梨の果樹園農家による梨の育て方や病害虫に関する防除。使用する農業機械のメンテナンス。ナスやきゅうり等の家庭菜園の園芸方法など、農業に関する作業方法や管理方法、また果樹園を管理するための防風林等の農業設備等を日々の作業に合わせて詳しく紹介しています。

トラクタークーラントの 交換時期は、使用時間が短いため自己責任で5年程度での交換がおすすめです。

イセキトラクターのLLC交換
 ラジエターの不凍液として使用されるLLC(ロングライフクーラント)。取扱説明書を見ると1年か2年毎の交換となっています。説明書通り交換することが一番ですが、LLCは加熱されることで酸化がすすみ、添加剤の防錆性能が低下します。このため、使用時間の農業機械では理屈上LLCの寿命も長くなります。

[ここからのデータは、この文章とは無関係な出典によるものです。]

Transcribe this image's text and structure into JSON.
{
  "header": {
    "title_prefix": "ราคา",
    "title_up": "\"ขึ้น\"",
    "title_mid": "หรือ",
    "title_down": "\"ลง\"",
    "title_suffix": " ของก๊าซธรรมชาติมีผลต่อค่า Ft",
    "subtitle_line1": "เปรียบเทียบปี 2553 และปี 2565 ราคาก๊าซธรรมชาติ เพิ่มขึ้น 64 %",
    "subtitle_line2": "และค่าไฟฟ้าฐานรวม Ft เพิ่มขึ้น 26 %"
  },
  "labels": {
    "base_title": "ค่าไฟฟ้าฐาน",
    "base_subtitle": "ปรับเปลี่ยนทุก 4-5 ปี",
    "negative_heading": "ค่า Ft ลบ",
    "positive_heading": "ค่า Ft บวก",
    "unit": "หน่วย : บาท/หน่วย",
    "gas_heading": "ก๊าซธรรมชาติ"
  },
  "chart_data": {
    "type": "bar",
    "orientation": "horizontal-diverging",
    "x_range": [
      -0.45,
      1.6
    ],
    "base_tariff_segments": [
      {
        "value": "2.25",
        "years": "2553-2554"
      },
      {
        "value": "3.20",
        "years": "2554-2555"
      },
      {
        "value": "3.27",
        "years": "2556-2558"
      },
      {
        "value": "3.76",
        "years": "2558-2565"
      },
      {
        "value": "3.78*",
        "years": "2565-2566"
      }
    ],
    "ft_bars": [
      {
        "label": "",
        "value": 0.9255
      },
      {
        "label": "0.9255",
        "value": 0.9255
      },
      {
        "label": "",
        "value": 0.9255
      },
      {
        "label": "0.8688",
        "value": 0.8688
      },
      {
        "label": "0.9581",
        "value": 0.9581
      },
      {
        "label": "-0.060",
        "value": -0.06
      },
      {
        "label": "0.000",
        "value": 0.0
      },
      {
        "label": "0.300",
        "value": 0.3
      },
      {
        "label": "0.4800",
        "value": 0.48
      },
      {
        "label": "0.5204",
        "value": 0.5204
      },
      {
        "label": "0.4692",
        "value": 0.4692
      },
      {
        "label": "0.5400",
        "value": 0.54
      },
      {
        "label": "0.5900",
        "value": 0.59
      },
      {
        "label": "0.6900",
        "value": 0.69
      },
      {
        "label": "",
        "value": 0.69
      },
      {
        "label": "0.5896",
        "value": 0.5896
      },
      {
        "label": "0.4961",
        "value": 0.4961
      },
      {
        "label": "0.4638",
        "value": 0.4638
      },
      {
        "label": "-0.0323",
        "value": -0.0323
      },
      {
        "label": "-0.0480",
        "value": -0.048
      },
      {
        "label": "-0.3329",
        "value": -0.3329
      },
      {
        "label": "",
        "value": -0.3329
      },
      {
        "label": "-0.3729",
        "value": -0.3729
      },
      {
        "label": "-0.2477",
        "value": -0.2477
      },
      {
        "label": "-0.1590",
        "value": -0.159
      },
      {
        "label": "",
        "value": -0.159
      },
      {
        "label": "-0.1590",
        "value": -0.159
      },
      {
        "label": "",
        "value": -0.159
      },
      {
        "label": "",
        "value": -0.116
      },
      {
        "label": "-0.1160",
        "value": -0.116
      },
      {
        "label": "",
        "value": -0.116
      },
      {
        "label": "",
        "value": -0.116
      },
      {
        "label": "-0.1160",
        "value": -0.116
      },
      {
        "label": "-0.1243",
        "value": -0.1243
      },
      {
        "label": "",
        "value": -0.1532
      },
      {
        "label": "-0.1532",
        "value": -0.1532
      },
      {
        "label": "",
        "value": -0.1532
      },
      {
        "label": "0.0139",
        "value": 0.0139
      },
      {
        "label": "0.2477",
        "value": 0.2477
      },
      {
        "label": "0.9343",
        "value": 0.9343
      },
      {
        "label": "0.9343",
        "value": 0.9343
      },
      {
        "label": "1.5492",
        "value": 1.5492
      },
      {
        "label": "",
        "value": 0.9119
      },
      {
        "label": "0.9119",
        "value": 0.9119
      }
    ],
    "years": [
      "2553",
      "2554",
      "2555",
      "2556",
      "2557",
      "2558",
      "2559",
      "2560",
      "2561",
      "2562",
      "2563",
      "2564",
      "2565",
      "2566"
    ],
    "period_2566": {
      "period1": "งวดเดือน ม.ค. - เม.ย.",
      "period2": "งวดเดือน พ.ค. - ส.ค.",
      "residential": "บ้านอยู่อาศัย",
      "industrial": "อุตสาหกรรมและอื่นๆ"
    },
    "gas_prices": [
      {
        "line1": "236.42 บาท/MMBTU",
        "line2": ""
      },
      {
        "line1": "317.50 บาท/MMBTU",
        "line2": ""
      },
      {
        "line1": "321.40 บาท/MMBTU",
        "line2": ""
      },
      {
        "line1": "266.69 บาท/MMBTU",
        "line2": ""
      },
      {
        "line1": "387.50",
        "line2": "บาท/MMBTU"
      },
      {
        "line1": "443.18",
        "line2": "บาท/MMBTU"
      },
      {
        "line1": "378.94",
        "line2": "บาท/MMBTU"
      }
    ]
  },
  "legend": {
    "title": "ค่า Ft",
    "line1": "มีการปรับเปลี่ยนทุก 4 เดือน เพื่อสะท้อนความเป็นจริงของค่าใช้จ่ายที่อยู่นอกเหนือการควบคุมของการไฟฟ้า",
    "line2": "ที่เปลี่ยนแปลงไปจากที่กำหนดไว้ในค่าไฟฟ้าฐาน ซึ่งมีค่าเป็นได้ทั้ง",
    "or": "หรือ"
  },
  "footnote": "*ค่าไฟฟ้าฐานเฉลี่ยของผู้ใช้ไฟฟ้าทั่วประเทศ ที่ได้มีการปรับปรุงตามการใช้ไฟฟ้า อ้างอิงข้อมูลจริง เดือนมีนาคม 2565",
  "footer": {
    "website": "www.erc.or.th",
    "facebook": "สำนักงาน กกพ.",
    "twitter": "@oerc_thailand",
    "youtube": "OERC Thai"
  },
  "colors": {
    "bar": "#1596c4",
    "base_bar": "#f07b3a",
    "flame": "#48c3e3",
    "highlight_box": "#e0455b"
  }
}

 中小規模の農家のトラクターの使用時間は年間20~40時間程度。LLCは車と同じものを使用してますが、使用時間は車と比べるとかなり短いです。
 LLCは時間経過の他、使用により高温となることで主成分のエチレングリコールの酸化がすすみます。酸化したエチレングリコールは、添加剤の防錆成分を消耗させます。
 防錆性能が低下したクーラントは、内部で金属が腐食しラジエター内や配管の詰まり。穴あきによる水漏れ。ウォーターポンプやサーモスタットの故障原因となるため、LLCの定期交換は必要です。
 農業機械のLLCの交換について、自己責任とは言え問題が起こりにくい範囲というの明確な線引きは難しいですが、概ね5年を超えたら交換することをお勧めします。
 理由として、交換を自分でやれば2000円程度。対して、ラジエター穴あきによる水漏れ。ウォーターポンプ、サーモスタットの故障となると万単位の出費が必要となるから。
 2000円程度でこれらの故障リスクを低減させることが出来るのであれば安い出費です。
 交換作業の時間は概ね30分程度。出費としては2000円程度。
 交換作業は面倒かと思いますが、いつ変えたかわからない農業機械は異常が出る前に1度交換することをお勧めします。
 当果樹園では、5年を超えたら交換するようにしています。
 なお、写真のイセキトラクターのから排出しているLLCは赤色です。
 これは前回交換時、店頭で緑色で品切れであったため赤色を使用したためです。今回の交換では元の緑色を使用しました。
 LLCの赤と緑違いは色だけで同じものです(スーパーLLCはおインクと青)。基本的に錆の発生など異常を確認し易い緑の使用がお勧めです。